De acordo com avaliação da Confederação da Agricultura e Pecuária do Brasil (CNA), o agricultor deve enfrentar um arrocho financeiro e ainda correr riscos de endividamento na próxima safra. Insumos mais caros, como fertilizantes, defensivos, adubos, sementes e máquinas agrícolas, aliados à queda das cotações da commodity no mercado internacional, promovida pela expectativa da superprodução americana, estão pesando nas decisões dos produtores brasileiros de soja.
Projeções da CNA indicam que a venda da colheita a preços baixos não vai gerar caixa suficiente para cobrir os gastos com o custeio da lavoura. O descompasso entre os custos para o cultivo de 21,2 milhões de hectares com soja na safra 2004/05, avaliados em R$ 33,19 bilhões, e as expectativas de preços de venda no próximo ano devem resultar em uma descapitalização do produtor. De acordo com o estudo da CNA, a diferença entre os gastos de custeio e a remuneração da produção possa gerar um prejuízo de R$ 4,35 bilhões.

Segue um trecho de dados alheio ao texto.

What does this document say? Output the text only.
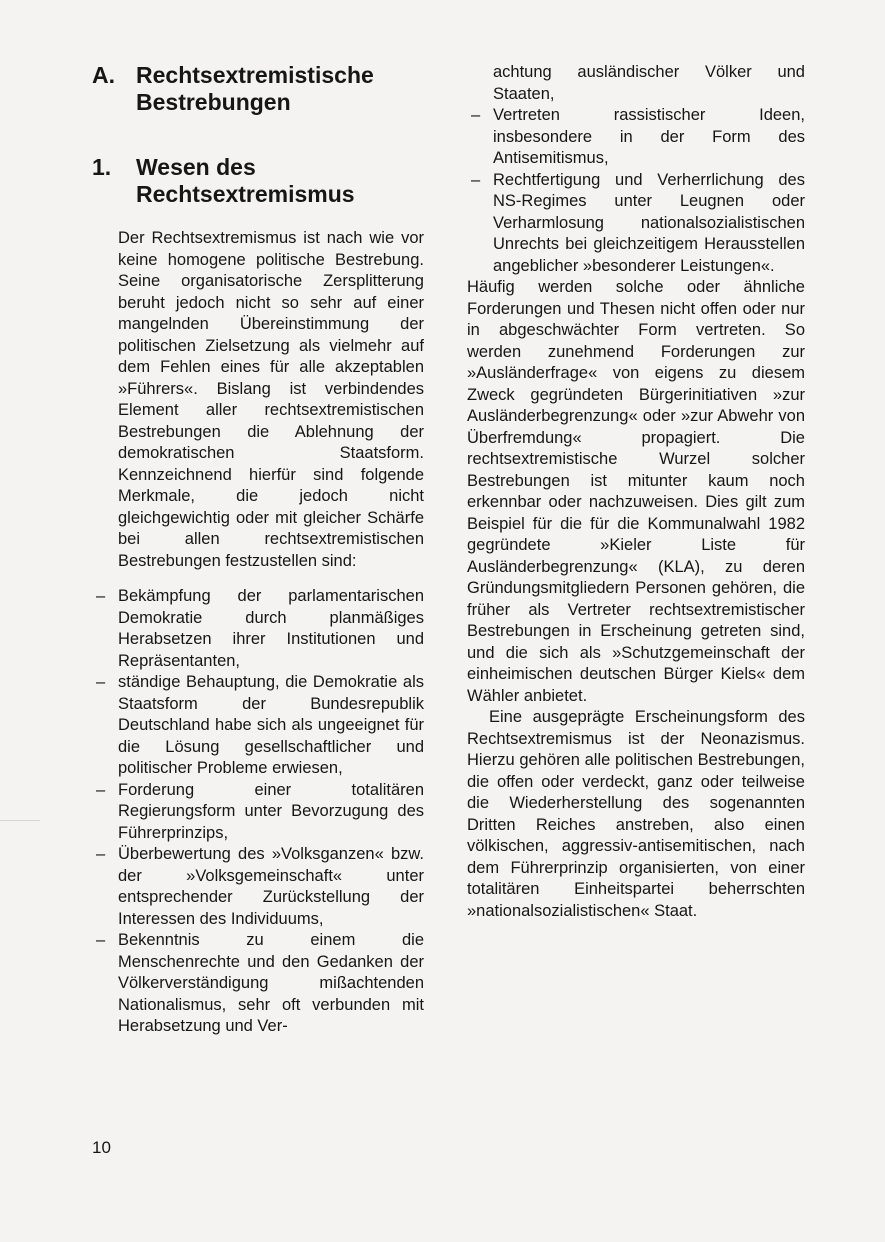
A. Rechtsextremistische Bestrebungen
1.	Wesen des Rechtsextremismus

Der Rechtsextremismus ist nach wie vor keine homogene politische Bestrebung. Seine organisatorische Zersplitterung beruht jedoch nicht so sehr auf einer mangelnden Übereinstimmung der politischen Zielsetzung als vielmehr auf dem Fehlen eines für alle akzeptablen »Führers«. Bislang ist verbindendes Element aller rechtsextremistischen Bestrebungen die Ablehnung der demokratischen Staatsform. Kennzeichnend hierfür sind folgende Merkmale, die jedoch nicht gleichgewichtig oder mit gleicher Schärfe bei allen rechtsextremistischen Bestrebungen festzustellen sind:

– Bekämpfung der parlamentarischen Demokratie durch planmäßiges Herabsetzen ihrer Institutionen und Repräsentanten,
– ständige Behauptung, die Demokratie als Staatsform der Bundesrepublik Deutschland habe sich als ungeeignet für die Lösung gesellschaftlicher und politischer Probleme erwiesen,
– Forderung einer totalitären Regierungsform unter Bevorzugung des Führerprinzips,
– Überbewertung des »Volksganzen« bzw. der »Volksgemeinschaft« unter entsprechender Zurückstellung der Interessen des Individuums,
– Bekenntnis zu einem die Menschenrechte und den Gedanken der Völkerverständigung mißachtenden Nationalismus, sehr oft verbunden mit Herabsetzung und Ver-

achtung ausländischer Völker und Staaten,

– Vertreten rassistischer Ideen, insbesondere in der Form des Antisemitismus,
– Rechtfertigung und Verherrlichung des NS-Regimes unter Leugnen oder Verharmlosung nationalsozialistischen Unrechts bei gleichzeitigem Herausstellen angeblicher »besonderer Leistungen«.

Häufig werden solche oder ähnliche Forderungen und Thesen nicht offen oder nur in abgeschwächter Form vertreten. So werden zunehmend Forderungen zur »Ausländerfrage« von eigens zu diesem Zweck gegründeten Bürgerinitiativen »zur Ausländerbegrenzung« oder »zur Abwehr von Überfremdung« propagiert. Die rechtsextremistische Wurzel solcher Bestrebungen ist mitunter kaum noch erkennbar oder nachzuweisen. Dies gilt zum Beispiel für die für die Kommunalwahl 1982 gegründete »Kieler Liste für Ausländerbegrenzung« (KLA), zu deren Gründungsmitgliedern Personen gehören, die früher als Vertreter rechtsextremistischer Bestrebungen in Erscheinung getreten sind, und die sich als »Schutzgemeinschaft der einheimischen deutschen Bürger Kiels« dem Wähler anbietet.

Eine ausgeprägte Erscheinungsform des Rechtsextremismus ist der Neonazismus. Hierzu gehören alle politischen Bestrebungen, die offen oder verdeckt, ganz oder teilweise die Wiederherstellung des sogenannten Dritten Reiches anstreben, also einen völkischen, aggressiv-antisemitischen, nach dem Führerprinzip organisierten, von einer totalitären Einheitspartei beherrschten »nationalsozialistischen« Staat.

10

A soja brasileira experimentou um acentuado crescimento ao longo de quatro décadas. Inicialmente, junto com o trigo, a commodity agrícola foi a grande responsável pelo surgimento da agricultura comercial no Brasil, de acordo com a Embrapa Soja, unidade de Londrina (PR) da Empresa Brasileira de Pesquisa Agropecuária (Embrapa). Seu cultivo colaborou ainda para a aceleração da mecanização das lavouras brasileiras, modernização dos transportes, expansão da fronteira agrícola, profissionalização e incremento da agricultura brasileira no comércio internacional. Também foi responsável pela introdução do Centro-Oeste no processo de desenvolvimento do Brasil.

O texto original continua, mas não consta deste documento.